In the last few days:
1) My aunt so totally redeemed herself that I'm too tired to write it all here. She is a wonderful woman, and ultimately she was looking for someone to help her circle the wagons more tightly--someone whom she could trust to leave her sister with while she went home to her own family for the holidays. Apparently to her and my godfather, I am the rock upon which my mother and father are leaning right now.
2) I gently dropped the hammer on my brother to motivate him to at least try to see if he can stay for longer than 24-hours over Christmas, and to call more than once a week to make Mom a priority instead of to yammer on for an hour about some date with a girl from Yale. (more about this tomorrow after I get rested)
3) Sociopath has never called to speak to my mother. In fact we've all placed bets that she will call LATE Christmas eve to demand that someone drive 2 hours to pick her up and bring her home, wherein she will remain until she gets her gifts and then she will demand to be taken home. We have also placed bets that Dad, while telling us that it's because of my mother's ill health, will drop everything (as he always does) to run to Sociopath's beck and call.
4) I have apologized more times in the last few days to my sisters for any little thing which I perceived they might be hurt or find fault with--what I don't need right now is to have them turn against me or a rough road from the outset. Taking care of Mom is difficult enough without us all turning against one another.

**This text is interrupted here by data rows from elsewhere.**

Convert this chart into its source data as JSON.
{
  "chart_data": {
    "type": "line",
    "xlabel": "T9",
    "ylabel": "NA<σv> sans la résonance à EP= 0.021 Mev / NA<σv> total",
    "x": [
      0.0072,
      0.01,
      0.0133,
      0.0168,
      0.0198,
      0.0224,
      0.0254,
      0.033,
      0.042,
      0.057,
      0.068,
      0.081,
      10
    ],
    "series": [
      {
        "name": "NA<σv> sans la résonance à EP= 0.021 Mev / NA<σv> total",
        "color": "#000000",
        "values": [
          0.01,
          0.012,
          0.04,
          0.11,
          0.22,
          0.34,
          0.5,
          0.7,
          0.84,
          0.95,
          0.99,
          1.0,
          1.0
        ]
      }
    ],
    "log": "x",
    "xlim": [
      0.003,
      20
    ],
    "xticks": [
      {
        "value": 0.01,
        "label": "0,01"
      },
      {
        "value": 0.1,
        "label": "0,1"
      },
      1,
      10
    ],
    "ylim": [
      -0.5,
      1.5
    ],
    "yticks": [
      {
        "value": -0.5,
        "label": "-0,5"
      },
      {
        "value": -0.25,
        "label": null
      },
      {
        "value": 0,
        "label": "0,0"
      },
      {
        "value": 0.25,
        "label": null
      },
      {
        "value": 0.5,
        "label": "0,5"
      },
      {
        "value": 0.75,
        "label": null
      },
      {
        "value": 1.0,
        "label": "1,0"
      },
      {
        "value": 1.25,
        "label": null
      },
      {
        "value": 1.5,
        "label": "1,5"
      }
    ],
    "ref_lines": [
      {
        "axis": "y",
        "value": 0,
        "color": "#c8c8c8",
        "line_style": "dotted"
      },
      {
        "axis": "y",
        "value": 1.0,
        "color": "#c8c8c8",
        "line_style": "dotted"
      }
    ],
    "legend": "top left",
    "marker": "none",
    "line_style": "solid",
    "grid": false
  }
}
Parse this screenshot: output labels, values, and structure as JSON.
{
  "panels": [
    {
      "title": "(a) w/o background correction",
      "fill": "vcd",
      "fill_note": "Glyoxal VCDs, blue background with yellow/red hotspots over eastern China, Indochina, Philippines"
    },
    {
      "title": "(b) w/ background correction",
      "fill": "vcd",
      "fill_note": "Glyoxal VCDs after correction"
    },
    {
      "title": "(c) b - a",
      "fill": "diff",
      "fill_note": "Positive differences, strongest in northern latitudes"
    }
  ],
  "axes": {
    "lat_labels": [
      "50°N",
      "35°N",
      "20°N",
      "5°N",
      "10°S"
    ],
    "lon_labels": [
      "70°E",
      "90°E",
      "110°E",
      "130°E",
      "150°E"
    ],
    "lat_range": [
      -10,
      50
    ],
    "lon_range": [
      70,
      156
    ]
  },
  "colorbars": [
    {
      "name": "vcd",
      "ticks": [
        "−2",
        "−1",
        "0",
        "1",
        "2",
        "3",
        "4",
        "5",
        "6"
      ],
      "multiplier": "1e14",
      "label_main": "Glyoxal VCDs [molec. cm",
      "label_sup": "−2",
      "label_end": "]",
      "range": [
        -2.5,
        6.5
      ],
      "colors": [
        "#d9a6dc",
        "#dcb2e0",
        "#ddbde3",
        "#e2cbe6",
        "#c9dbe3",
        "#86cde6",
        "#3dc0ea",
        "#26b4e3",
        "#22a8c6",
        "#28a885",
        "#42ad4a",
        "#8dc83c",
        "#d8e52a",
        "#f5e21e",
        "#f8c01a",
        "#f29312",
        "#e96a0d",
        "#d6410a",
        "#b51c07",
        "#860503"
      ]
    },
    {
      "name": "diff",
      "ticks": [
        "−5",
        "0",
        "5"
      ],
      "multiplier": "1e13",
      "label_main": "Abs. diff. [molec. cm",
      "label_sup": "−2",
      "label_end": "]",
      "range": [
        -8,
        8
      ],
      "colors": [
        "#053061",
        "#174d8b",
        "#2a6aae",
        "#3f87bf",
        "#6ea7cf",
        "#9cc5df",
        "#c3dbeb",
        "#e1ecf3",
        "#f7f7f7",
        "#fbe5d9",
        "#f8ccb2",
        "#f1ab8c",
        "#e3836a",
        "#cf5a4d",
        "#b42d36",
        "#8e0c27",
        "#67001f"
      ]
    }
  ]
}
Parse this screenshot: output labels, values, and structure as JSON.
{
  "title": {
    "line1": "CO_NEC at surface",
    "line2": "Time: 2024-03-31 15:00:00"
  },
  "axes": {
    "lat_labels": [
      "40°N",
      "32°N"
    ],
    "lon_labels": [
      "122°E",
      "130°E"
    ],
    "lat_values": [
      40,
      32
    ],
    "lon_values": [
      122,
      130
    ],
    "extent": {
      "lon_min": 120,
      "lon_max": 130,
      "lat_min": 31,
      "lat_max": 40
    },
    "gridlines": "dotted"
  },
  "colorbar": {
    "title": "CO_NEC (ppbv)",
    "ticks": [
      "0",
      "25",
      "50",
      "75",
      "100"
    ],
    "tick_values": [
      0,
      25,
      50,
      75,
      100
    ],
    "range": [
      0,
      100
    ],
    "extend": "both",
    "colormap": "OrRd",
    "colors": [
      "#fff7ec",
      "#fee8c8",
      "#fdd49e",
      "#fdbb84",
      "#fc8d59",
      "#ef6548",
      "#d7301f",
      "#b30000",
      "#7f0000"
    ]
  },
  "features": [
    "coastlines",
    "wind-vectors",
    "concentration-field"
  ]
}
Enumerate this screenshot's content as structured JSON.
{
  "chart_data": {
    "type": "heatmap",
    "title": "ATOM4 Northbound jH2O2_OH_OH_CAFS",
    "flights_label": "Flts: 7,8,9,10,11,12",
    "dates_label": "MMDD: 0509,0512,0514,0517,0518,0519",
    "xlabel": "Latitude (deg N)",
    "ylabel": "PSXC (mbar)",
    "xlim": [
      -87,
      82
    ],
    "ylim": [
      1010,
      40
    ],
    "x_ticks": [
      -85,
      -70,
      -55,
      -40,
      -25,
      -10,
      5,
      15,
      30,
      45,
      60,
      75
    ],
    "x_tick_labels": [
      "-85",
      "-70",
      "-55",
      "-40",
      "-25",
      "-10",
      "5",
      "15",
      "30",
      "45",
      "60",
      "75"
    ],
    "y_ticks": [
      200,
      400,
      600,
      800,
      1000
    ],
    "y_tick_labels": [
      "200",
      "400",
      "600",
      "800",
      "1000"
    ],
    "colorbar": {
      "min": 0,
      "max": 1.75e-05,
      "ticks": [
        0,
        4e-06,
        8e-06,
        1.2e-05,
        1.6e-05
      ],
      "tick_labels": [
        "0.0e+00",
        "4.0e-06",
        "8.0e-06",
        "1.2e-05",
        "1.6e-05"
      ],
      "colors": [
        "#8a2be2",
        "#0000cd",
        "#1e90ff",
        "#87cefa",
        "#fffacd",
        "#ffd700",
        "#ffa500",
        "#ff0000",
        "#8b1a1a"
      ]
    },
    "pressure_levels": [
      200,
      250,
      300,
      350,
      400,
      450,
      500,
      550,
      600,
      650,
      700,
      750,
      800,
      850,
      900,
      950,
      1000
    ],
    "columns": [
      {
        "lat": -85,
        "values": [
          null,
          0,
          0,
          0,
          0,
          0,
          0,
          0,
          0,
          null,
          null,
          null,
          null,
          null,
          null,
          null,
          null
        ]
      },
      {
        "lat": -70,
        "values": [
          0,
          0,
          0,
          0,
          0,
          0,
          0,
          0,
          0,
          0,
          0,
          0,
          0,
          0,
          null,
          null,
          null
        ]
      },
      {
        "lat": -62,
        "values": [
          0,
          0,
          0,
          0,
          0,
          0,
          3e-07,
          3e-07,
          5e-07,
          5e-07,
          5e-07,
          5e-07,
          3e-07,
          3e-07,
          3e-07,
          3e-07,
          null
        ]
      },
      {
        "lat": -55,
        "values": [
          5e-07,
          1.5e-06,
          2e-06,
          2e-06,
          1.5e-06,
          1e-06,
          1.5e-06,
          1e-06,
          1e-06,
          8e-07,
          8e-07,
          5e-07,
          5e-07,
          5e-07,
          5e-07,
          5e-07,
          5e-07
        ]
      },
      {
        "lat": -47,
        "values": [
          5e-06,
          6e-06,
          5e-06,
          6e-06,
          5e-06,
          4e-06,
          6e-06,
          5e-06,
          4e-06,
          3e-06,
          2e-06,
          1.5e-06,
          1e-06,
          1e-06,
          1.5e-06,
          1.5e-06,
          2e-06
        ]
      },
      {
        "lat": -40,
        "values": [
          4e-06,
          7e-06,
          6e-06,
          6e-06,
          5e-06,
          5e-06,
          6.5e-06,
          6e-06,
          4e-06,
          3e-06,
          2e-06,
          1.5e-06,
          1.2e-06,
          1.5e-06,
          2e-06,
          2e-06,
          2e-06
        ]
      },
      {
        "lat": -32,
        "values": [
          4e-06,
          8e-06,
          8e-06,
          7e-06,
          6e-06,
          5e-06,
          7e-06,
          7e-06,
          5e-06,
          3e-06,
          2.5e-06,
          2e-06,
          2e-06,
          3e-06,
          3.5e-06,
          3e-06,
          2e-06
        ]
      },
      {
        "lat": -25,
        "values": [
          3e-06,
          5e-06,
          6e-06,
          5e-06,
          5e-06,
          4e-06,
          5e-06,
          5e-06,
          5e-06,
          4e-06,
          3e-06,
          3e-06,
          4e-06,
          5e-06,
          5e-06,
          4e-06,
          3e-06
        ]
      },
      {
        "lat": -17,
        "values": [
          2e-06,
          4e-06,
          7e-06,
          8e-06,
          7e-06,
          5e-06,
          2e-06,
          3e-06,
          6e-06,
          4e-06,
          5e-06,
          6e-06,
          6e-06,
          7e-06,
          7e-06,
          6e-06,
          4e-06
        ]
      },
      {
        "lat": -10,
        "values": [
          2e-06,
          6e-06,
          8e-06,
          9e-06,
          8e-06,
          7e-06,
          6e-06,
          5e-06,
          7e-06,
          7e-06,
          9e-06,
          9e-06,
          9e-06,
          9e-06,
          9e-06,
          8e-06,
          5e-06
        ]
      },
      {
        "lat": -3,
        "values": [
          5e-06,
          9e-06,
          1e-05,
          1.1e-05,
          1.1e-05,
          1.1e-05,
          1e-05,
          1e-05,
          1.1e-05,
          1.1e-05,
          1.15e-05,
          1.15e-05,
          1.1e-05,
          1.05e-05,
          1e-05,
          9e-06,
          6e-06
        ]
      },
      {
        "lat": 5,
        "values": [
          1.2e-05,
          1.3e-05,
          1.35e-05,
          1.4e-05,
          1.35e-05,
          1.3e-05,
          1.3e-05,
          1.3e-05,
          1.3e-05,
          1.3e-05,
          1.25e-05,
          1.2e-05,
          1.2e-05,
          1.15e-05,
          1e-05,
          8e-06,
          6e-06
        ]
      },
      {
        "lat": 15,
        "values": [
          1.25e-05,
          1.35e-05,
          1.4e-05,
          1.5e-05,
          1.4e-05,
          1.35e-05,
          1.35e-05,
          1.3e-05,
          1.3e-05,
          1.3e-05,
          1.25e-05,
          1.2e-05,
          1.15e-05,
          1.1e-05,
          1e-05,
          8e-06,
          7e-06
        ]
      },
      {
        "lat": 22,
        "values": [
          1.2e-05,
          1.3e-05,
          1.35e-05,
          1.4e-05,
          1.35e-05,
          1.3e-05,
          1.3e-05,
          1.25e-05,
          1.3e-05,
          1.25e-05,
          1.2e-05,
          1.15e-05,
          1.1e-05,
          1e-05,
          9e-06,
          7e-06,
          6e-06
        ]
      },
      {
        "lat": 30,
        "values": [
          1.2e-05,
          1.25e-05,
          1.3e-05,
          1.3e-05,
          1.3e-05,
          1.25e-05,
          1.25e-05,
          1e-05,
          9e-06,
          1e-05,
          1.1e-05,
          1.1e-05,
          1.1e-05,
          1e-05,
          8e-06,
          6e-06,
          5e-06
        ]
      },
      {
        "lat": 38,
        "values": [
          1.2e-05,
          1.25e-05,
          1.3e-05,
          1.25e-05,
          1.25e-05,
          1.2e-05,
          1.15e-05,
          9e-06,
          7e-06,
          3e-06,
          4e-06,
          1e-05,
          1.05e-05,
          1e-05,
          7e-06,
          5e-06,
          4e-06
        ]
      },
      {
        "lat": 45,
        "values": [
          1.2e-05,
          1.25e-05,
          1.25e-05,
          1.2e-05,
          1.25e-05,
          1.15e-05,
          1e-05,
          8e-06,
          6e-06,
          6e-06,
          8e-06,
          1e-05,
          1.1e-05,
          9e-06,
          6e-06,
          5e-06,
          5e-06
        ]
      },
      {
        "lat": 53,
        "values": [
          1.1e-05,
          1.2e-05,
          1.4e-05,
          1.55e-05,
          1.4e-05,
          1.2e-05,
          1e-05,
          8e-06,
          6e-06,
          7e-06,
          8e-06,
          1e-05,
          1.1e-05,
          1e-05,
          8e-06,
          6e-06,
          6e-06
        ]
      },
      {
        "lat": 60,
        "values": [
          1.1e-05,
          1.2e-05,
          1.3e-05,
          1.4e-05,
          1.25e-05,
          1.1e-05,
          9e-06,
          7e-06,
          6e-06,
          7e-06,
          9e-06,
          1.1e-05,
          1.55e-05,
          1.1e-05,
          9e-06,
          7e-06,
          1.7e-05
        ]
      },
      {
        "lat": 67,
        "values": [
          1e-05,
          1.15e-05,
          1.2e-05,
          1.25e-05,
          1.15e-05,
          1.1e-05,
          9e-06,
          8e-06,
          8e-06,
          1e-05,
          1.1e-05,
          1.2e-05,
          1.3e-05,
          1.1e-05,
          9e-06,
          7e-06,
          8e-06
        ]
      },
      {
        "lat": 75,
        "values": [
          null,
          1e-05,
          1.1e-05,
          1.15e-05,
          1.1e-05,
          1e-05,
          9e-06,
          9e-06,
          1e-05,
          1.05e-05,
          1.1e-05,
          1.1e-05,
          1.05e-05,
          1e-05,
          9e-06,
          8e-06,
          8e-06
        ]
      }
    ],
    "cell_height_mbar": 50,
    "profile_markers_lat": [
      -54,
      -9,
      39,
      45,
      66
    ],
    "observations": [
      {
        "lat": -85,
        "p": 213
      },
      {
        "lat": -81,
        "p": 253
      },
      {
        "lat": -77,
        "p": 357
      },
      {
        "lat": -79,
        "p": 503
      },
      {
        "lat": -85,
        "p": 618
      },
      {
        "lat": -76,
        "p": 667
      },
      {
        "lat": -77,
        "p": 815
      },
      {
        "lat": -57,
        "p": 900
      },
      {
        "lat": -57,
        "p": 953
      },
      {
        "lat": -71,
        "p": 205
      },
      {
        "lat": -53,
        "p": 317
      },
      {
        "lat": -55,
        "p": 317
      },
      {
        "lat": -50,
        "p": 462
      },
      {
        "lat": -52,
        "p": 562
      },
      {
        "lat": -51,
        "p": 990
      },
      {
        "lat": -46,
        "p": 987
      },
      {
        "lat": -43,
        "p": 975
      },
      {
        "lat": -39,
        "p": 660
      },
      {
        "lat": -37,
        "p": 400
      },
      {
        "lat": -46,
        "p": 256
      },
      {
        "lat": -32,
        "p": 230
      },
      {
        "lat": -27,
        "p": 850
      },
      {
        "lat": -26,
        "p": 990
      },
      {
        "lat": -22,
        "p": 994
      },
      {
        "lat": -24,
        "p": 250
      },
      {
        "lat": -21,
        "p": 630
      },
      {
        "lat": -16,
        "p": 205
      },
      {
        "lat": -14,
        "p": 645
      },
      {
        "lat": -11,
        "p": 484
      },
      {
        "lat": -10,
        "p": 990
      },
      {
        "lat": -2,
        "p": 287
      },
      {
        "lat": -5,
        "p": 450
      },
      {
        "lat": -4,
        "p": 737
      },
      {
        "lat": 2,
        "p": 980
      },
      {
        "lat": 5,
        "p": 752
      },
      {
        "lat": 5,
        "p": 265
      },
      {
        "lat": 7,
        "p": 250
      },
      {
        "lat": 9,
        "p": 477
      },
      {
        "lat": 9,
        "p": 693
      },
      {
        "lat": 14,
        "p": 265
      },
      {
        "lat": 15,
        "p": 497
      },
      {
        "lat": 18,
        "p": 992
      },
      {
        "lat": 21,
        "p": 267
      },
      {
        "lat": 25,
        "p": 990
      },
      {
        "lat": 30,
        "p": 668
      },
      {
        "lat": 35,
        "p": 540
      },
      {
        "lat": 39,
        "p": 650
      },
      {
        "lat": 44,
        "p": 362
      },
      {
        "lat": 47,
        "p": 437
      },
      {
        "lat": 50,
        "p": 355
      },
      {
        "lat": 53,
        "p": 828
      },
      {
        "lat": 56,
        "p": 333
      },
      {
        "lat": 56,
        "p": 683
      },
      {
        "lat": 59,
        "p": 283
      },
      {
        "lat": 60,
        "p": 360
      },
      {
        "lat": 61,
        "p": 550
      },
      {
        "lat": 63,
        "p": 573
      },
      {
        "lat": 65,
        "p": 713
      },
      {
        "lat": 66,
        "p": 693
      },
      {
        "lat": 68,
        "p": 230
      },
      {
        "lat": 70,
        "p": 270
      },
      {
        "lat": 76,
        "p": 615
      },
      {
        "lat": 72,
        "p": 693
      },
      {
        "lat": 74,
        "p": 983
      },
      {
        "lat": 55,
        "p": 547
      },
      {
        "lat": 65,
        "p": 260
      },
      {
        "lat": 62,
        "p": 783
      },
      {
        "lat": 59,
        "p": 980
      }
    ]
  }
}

Still, there are times when I have to take control of the situation and get their attention. I recognize that they are being respectful in their own way by hanging back and awaiting "orders" when I'm around (I did the same thing when Aunt Mary was still there), but sometimes I wish they didn't make it like that for me. I suppose I'm willing to take the credit for her care, but I don't want to have to work so hard with them to get it. Ha.
5) Mom is sharing a little bit more than just her pain concerns with me. I can tell that she does not want to die, that she is very upset about it and fighting it the best she can. She has never wanted to miss anything, and it's no different now.
6) The delivery of her meds is not through Hospice but through the family. The first night she came home, we had to go to the pharmacy to pick up her new medications. She had been schooled by the nurse that she was not to mix her meds, nor was she supposed to go back to the meds she'd had in the house when we took her to the hospital a week prior. Even so, as soon as the nurse was out of the house, she started in on each of us, belligerently looking for one of us to crack and give her one of the old pills (I picked up all the old bottles, gave them to my father and told him to get them out of the house and not to tell anyone where he put them. He wondered if that was a good idea, and I told him it was the only way we could ensure that the "weaker links" wouldn't cave in to her demands. He saw the light and the meds left the house to destinations unknown). The wagons circled that night, and she was NOT happy about it.
The nurse comes once every two weeks to count the narcotics to make sure no one else is sampling the goods. We are supposed to keep strict records of how many and when so that they can reconcile it with how many are left. At 2:14am when you're whupped, it's often easy to forget to write it down in the journal, but we've been doing pretty well with it so far.
The pain meds she's on currently are working so much better than what she was on last week, and she is much more comfortable. In some ways I'm thankful that the family is in control of relief delivery, but I know that soon it will become more difficult, as will she, and it will begin again to take its toll on the rest of us. So for now we are all happily playing angels of mercy, even though every pill brings on the barrage of comments about how we're all controlling her.
Always a pinch of salt in the open wound.